The fowlable [sic] media
The NPR weekend news show On The Media broadcast an interview with Craig Silverman. Silverman has a pretty interesting blog up called Regret The Error, in which he details news media corrections.
For example, he links to the HIGHLY amusing Reuters online feedback page, The Good, The Bad, And The Ugly, which includes such gems as:
Globalstar Announces Pricing Of Its Initial Pubic Offering
This is a bad spelling mistake. Can you please take the steps needed to correct this immediately?
D.H.
Ouch. Yes: Editor
and valid questions about such headlines as: "Gunmen shoot dead Hamas judge at Gaza courthouse."
By far, though, the best part of the site is the The Year in Media Errors and Corrections 2006 . It includes some of the most profound understated apologies, like:
It has come to the editor's attention that the Herald-Leader neglected to cover the civil rights movement. We regret the omission.
While no one realy takes the Sun seriously:
Following our article on Princess Eugenie’s birthday celebrations, we have been asked to point out the party was closely monitored by adults throughout and while a small amount of mess was cleared away at the end of the evening, there was no damage to furniture, no revellers dived into bedrooms in search of drunken romps and to describe the house as being trashed was incorrect. We are happy to make this clear and regret any distress our report caused.

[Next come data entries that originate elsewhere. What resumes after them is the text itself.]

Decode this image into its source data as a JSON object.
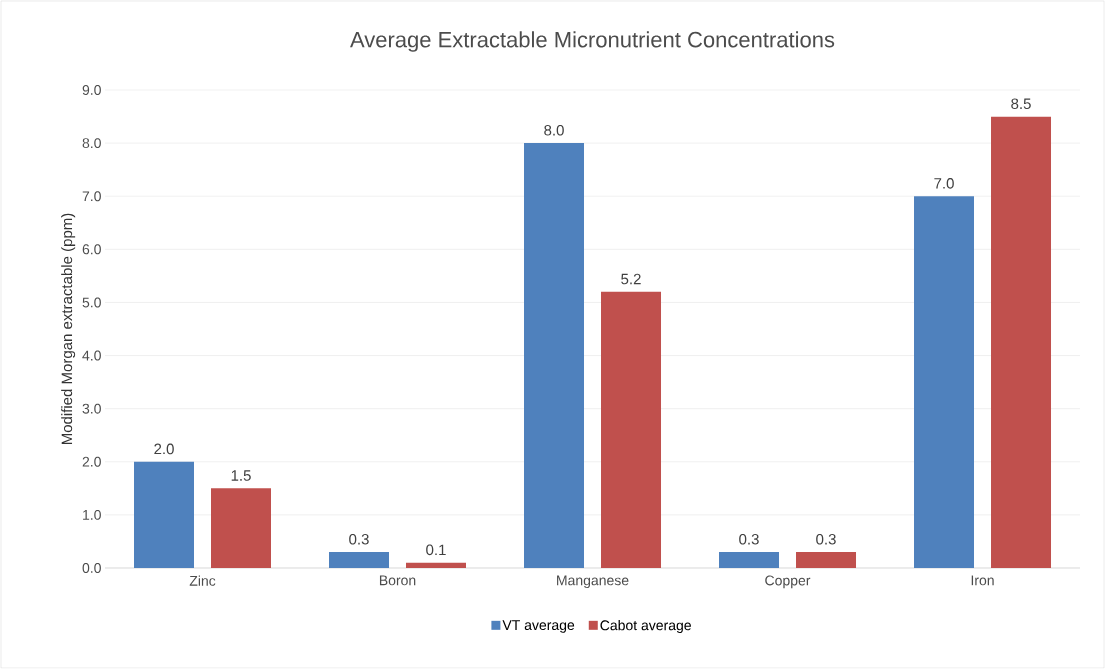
{
  "chart_data": {
    "type": "bar",
    "title": "Average Extractable Micronutrient Concentrations",
    "ylabel": "Modified Morgan extractable (ppm)",
    "categories": [
      "Zinc",
      "Boron",
      "Manganese",
      "Copper",
      "Iron"
    ],
    "series": [
      {
        "name": "VT average",
        "color": "#4f81bd",
        "values": [
          2.0,
          0.3,
          8.0,
          0.3,
          7.0
        ],
        "value_labels": [
          "2.0",
          "0.3",
          "8.0",
          "0.3",
          "7.0"
        ]
      },
      {
        "name": "Cabot average",
        "color": "#c0504d",
        "values": [
          1.5,
          0.1,
          5.2,
          0.3,
          8.5
        ],
        "value_labels": [
          "1.5",
          "0.1",
          "5.2",
          "0.3",
          "8.5"
        ]
      }
    ],
    "ylim": [
      0,
      9
    ],
    "yticks": [
      {
        "value": 0,
        "label": "0.0"
      },
      {
        "value": 1,
        "label": "1.0"
      },
      {
        "value": 2,
        "label": "2.0"
      },
      {
        "value": 3,
        "label": "3.0"
      },
      {
        "value": 4,
        "label": "4.0"
      },
      {
        "value": 5,
        "label": "5.0"
      },
      {
        "value": 6,
        "label": "6.0"
      },
      {
        "value": 7,
        "label": "7.0"
      },
      {
        "value": 8,
        "label": "8.0"
      },
      {
        "value": 9,
        "label": "9.0"
      }
    ],
    "grid": "y",
    "legend": "bottom"
  }
}
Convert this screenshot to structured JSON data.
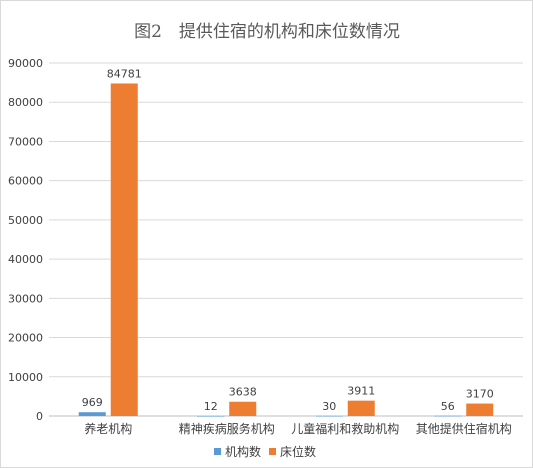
{
  "chart_data": {
    "type": "bar",
    "title": "图2　提供住宿的机构和床位数情况",
    "categories": [
      "养老机构",
      "精神疾病服务机构",
      "儿童福利和救助机构",
      "其他提供住宿机构"
    ],
    "series": [
      {
        "name": "机构数",
        "values": [
          969,
          12,
          30,
          56
        ],
        "color": "#5b9bd5"
      },
      {
        "name": "床位数",
        "values": [
          84781,
          3638,
          3911,
          3170
        ],
        "color": "#ed7d31"
      }
    ],
    "ylim": [
      0,
      90000
    ],
    "yticks": [
      "0",
      "10000",
      "20000",
      "30000",
      "40000",
      "50000",
      "60000",
      "70000",
      "80000",
      "90000"
    ],
    "grid": true,
    "legend": "bottom"
  }
}
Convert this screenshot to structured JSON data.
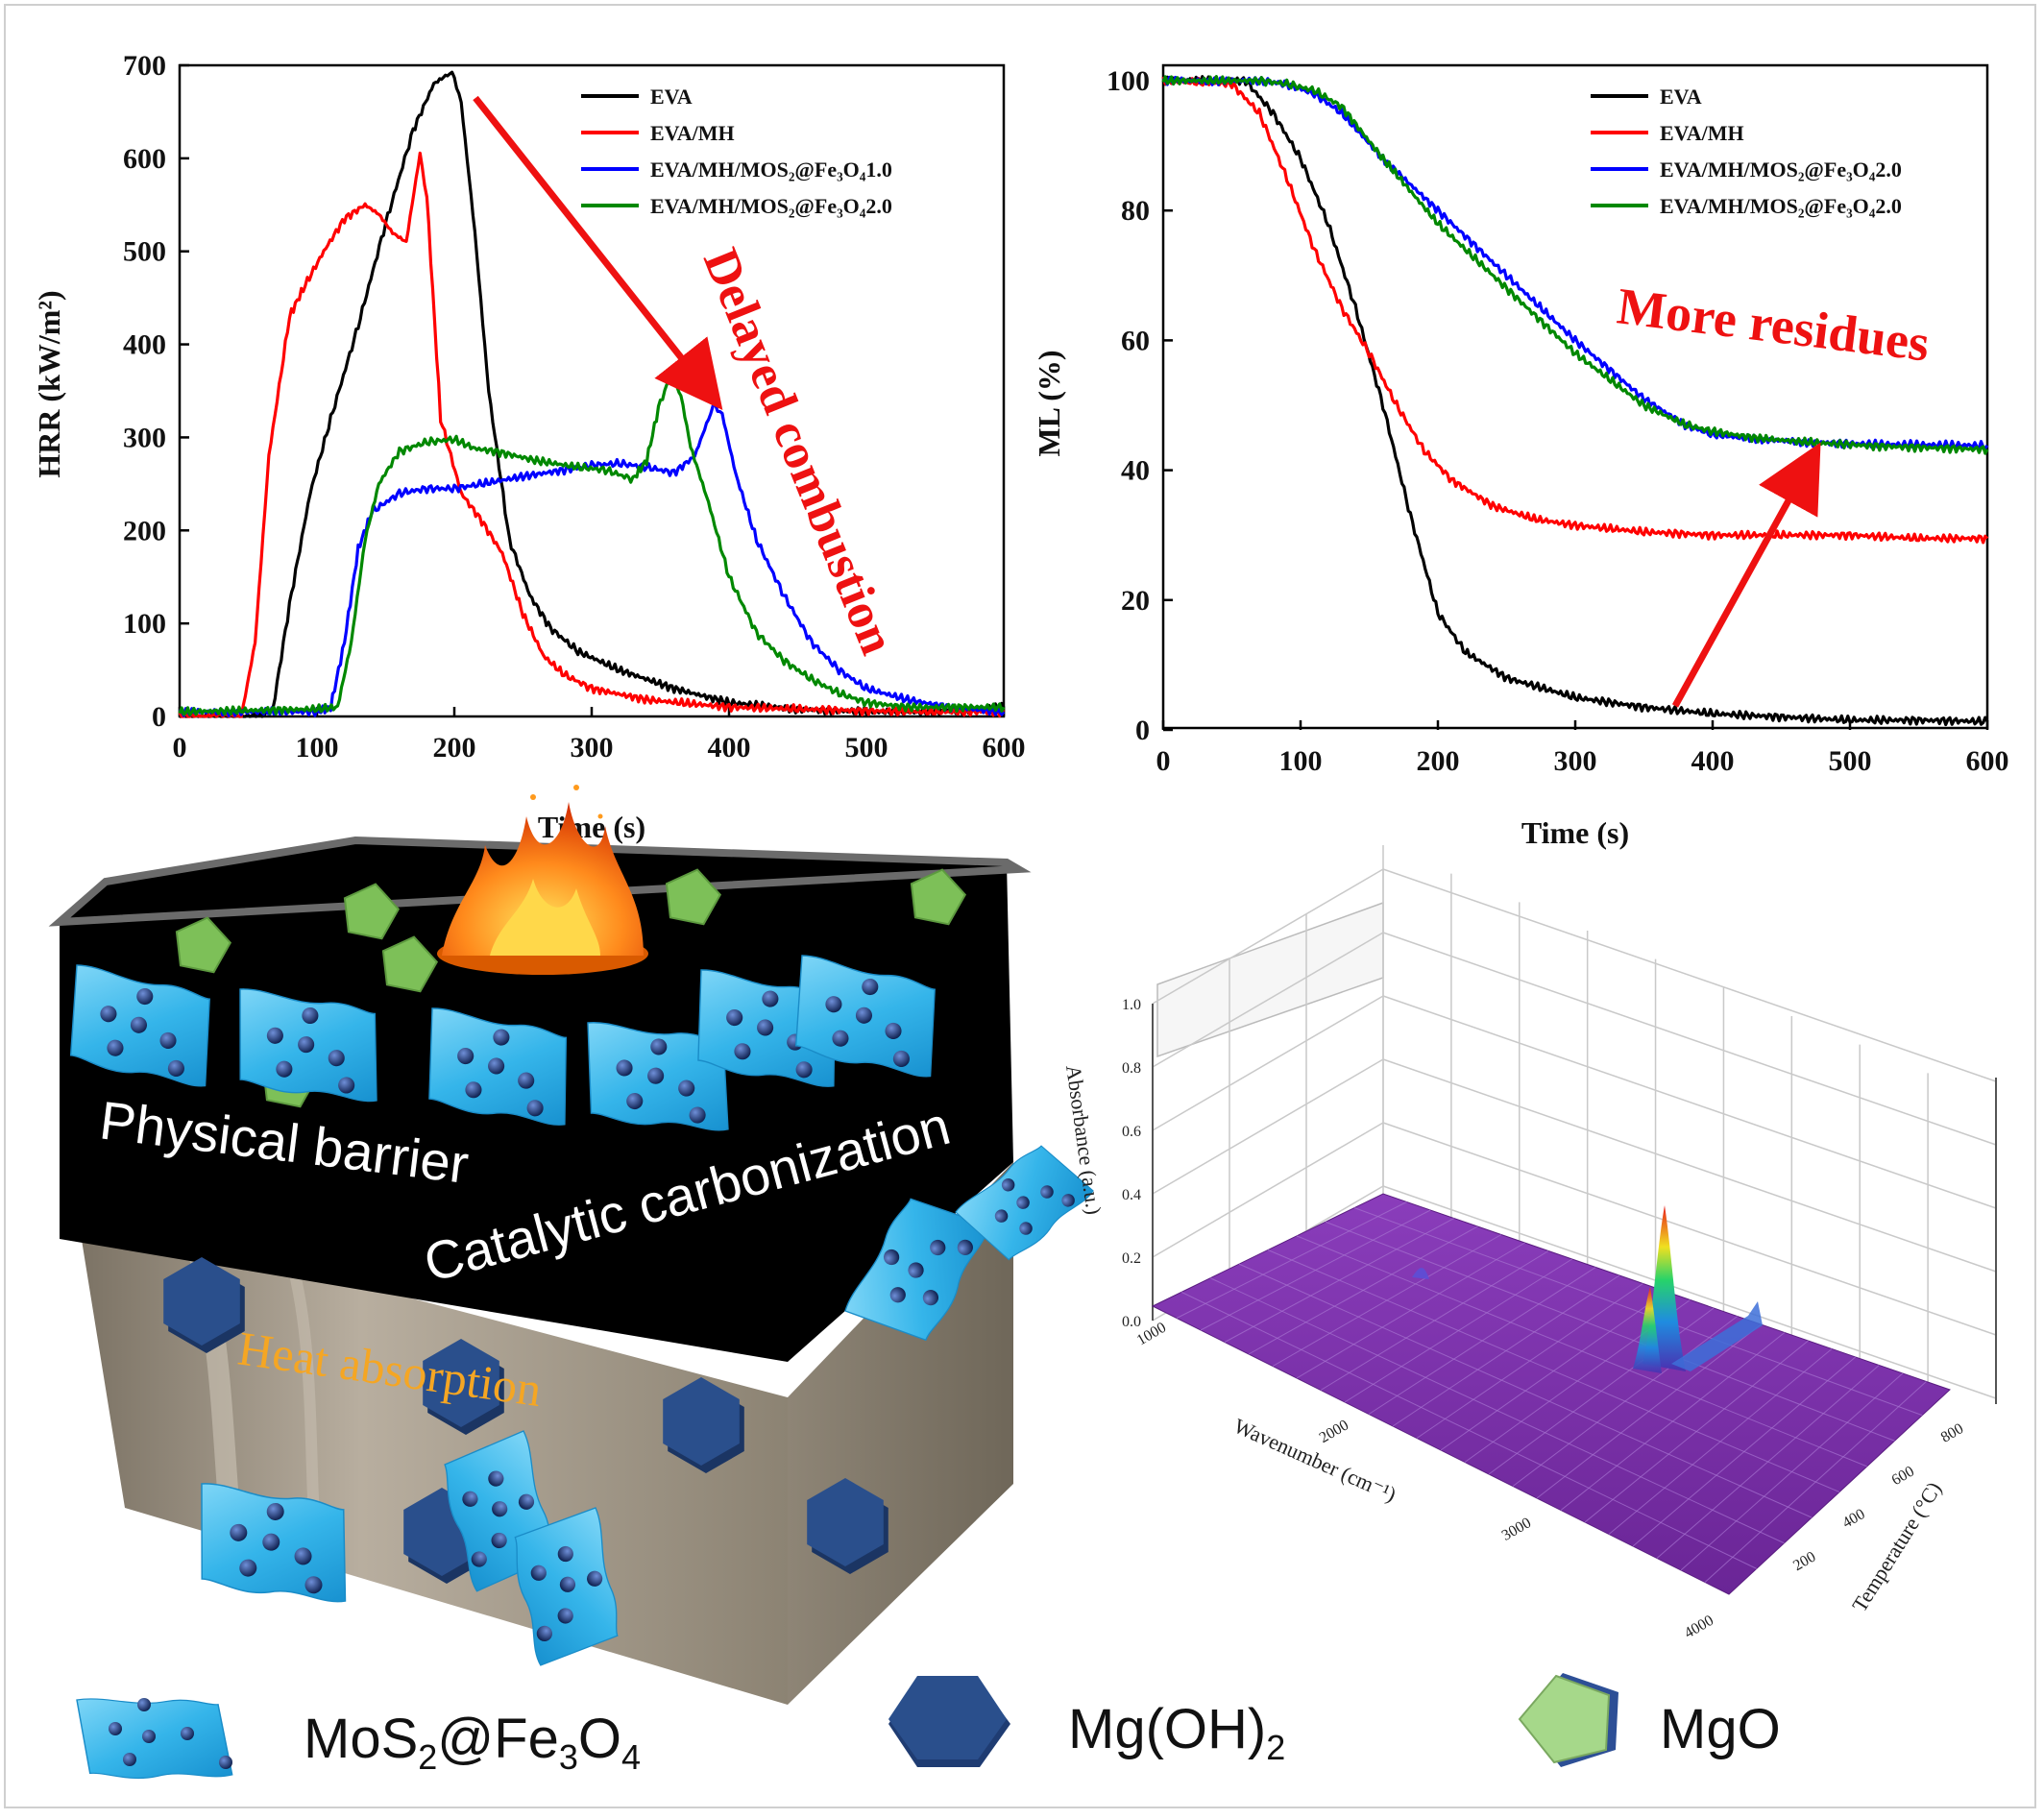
{
  "chart_data": [
    {
      "type": "line",
      "xlabel": "Time (s)",
      "ylabel": "HRR (kW/m²)",
      "xlim": [
        0,
        600
      ],
      "ylim": [
        0,
        700
      ],
      "xticks": [
        "0",
        "100",
        "200",
        "300",
        "400",
        "500",
        "600"
      ],
      "yticks": [
        "0",
        "100",
        "200",
        "300",
        "400",
        "500",
        "600",
        "700"
      ],
      "legend_position": "top-right",
      "annotation": "Delayed combustion",
      "series": [
        {
          "name": "EVA",
          "color": "#000000",
          "x": [
            0,
            60,
            68,
            80,
            95,
            110,
            130,
            150,
            170,
            185,
            195,
            200,
            205,
            215,
            225,
            240,
            255,
            270,
            290,
            320,
            360,
            400,
            450,
            500,
            550,
            600
          ],
          "y": [
            0,
            0,
            8,
            120,
            240,
            320,
            420,
            530,
            630,
            680,
            690,
            688,
            660,
            520,
            350,
            190,
            130,
            95,
            70,
            50,
            30,
            15,
            8,
            5,
            5,
            10
          ]
        },
        {
          "name": "EVA/MH",
          "color": "#ff0000",
          "x": [
            0,
            45,
            55,
            65,
            80,
            90,
            105,
            120,
            135,
            145,
            155,
            165,
            175,
            180,
            190,
            205,
            220,
            235,
            250,
            265,
            280,
            300,
            340,
            400,
            450,
            500,
            550,
            600
          ],
          "y": [
            0,
            0,
            80,
            280,
            430,
            460,
            500,
            535,
            550,
            540,
            520,
            510,
            605,
            560,
            320,
            240,
            210,
            175,
            110,
            65,
            45,
            30,
            18,
            10,
            8,
            6,
            5,
            5
          ]
        },
        {
          "name": "EVA/MH/MOS₂@Fe₃O₄1.0",
          "color": "#0000ff",
          "x": [
            0,
            100,
            110,
            120,
            130,
            140,
            160,
            180,
            200,
            220,
            250,
            280,
            300,
            320,
            340,
            360,
            375,
            385,
            390,
            395,
            405,
            420,
            440,
            460,
            480,
            500,
            530,
            560,
            600
          ],
          "y": [
            5,
            5,
            10,
            80,
            180,
            220,
            240,
            245,
            245,
            250,
            258,
            265,
            270,
            272,
            268,
            262,
            280,
            320,
            335,
            325,
            260,
            190,
            130,
            80,
            50,
            30,
            18,
            10,
            5
          ]
        },
        {
          "name": "EVA/MH/MOS₂@Fe₃O₄2.0",
          "color": "#008800",
          "x": [
            0,
            100,
            115,
            125,
            135,
            145,
            160,
            180,
            200,
            215,
            230,
            260,
            290,
            310,
            330,
            340,
            350,
            358,
            365,
            372,
            385,
            400,
            420,
            440,
            460,
            480,
            500,
            530,
            600
          ],
          "y": [
            5,
            8,
            10,
            80,
            190,
            250,
            285,
            295,
            298,
            288,
            285,
            275,
            268,
            265,
            255,
            275,
            340,
            365,
            345,
            290,
            230,
            150,
            90,
            60,
            40,
            25,
            15,
            10,
            10
          ]
        }
      ]
    },
    {
      "type": "line",
      "xlabel": "Time (s)",
      "ylabel": "ML (%)",
      "xlim": [
        0,
        600
      ],
      "ylim": [
        0,
        100
      ],
      "xticks": [
        "0",
        "100",
        "200",
        "300",
        "400",
        "500",
        "600"
      ],
      "yticks": [
        "0",
        "20",
        "40",
        "60",
        "80",
        "100"
      ],
      "legend_position": "top-right",
      "annotation": "More residues",
      "series": [
        {
          "name": "EVA",
          "color": "#000000",
          "x": [
            0,
            60,
            80,
            100,
            120,
            140,
            160,
            180,
            200,
            220,
            250,
            300,
            350,
            400,
            450,
            500,
            550,
            600
          ],
          "y": [
            100,
            100,
            95,
            88,
            78,
            65,
            50,
            33,
            18,
            12,
            8,
            5,
            3.5,
            2.5,
            2,
            1.5,
            1.5,
            1.3
          ]
        },
        {
          "name": "EVA/MH",
          "color": "#ff0000",
          "x": [
            0,
            50,
            70,
            90,
            110,
            130,
            150,
            170,
            190,
            210,
            240,
            270,
            300,
            350,
            400,
            450,
            500,
            550,
            600
          ],
          "y": [
            100,
            99.5,
            95,
            85,
            74,
            65,
            58,
            50,
            43,
            38.5,
            34.5,
            32.5,
            31.5,
            30.5,
            30,
            30,
            30,
            29.5,
            29.5
          ]
        },
        {
          "name": "EVA/MH/MOS₂@Fe₃O₄2.0",
          "color": "#0000ff",
          "x": [
            0,
            70,
            90,
            110,
            130,
            160,
            200,
            250,
            300,
            350,
            380,
            400,
            430,
            470,
            520,
            600
          ],
          "y": [
            100,
            100,
            99.5,
            98,
            95,
            88,
            80,
            70,
            60,
            51,
            47,
            45.5,
            44.8,
            44.3,
            44,
            43.8
          ]
        },
        {
          "name": "EVA/MH/MOS₂@Fe₃O₄2.0",
          "color": "#008800",
          "x": [
            0,
            70,
            90,
            110,
            130,
            160,
            200,
            250,
            300,
            350,
            380,
            400,
            430,
            470,
            520,
            600
          ],
          "y": [
            100,
            100,
            99.5,
            98.5,
            96,
            88,
            78,
            68,
            58,
            50,
            47,
            46,
            45,
            44.3,
            43.7,
            43.2
          ]
        }
      ]
    },
    {
      "type": "surface",
      "zlabel": "Absorbance (a.u.)",
      "xlabel": "Wavenumber (cm⁻¹)",
      "ylabel": "Temperature (°C)",
      "zticks": [
        "0.0",
        "0.2",
        "0.4",
        "0.6",
        "0.8",
        "1.0"
      ],
      "xticks": [
        "1000",
        "2000",
        "3000",
        "4000"
      ],
      "yticks": [
        "200",
        "400",
        "600",
        "800"
      ],
      "surface_color": "#7a2fa8",
      "peak_absorbance": 0.38
    }
  ],
  "schematic": {
    "labels": {
      "physical_barrier": "Physical barrier",
      "catalytic_carbonization": "Catalytic carbonization",
      "heat_absorption": "Heat absorption"
    },
    "legend": {
      "mos2_fe3o4": {
        "base": "MoS",
        "sub1": "2",
        "mid": "@Fe",
        "sub2": "3",
        "mid2": "O",
        "sub3": "4"
      },
      "mgoh2": {
        "base": "Mg(OH)",
        "sub1": "2"
      },
      "mgo": "MgO"
    },
    "colors": {
      "sheet": "#35b5ea",
      "hexagon": "#2a4f8c",
      "pentagon": "#7dc058",
      "char": "#000000",
      "box": "#8a8173",
      "heat_text": "#f5a623"
    }
  }
}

...we would expect better from, say, The Chicago Tribune:
An editorial in Friday’s paper incorrectly stated that Florida Cresswell, a candidate for state representative in the 28th District, was convicted in 1999 of battery and stealing Tupperware. In fact he was convicted of stealing a battery from a van as well as Tupperware that was inside the van.
...or The New York Times:
A film review on Wednesday about “Little Miss Sunshine” referred incorrectly to contestants in the fictional children’s beauty pageant of the title. The critic intended to compare the contestants to underage prostitutes, not to “underage fleshpots."
Then there's the 2006 Plagiarism Round-Up .
My mother was a writer for a major newspaper for years, and was in fact a trained journalist, with a degree from SMU in journalism. She instilled in me a distaste for yellow journalism, muckraking, and bad writing. Retired today, my mother cringes even now at horrible headlines and at poor fact-checking. I wrote a rant on my disgust on plagerism once, but decided that I was being too blatantly personal and self-biographical in it. (Short story: fellow in my group in a Graduate School class cribbed all of his contribution to a group paper from online sources, thereby jeopardizing the grades of 5 other group members.)
Of plagerism in journalism, I will say only this: when a person who makes a living of telling the truth and producing original insights copies the work of another without attribution, he is of no further worth in that field.
Now, check out where lots of people are getting their news: BLOGS. More and more, we're getting our backstories from the electronic medium.
So who are we reading? Click below to read it.
As mentioned by LawDog and his commentators, this is an age in which all you need to publish an opinion is a terminal, an ISP, and link to a blog service. For professional journalists to be recognized as such, I believe the bar has been raised. Jimmy-Bob Schuckatelli has his own comments and viewpoints on issue X. It's time for those who are paid to write such comments to do a better job.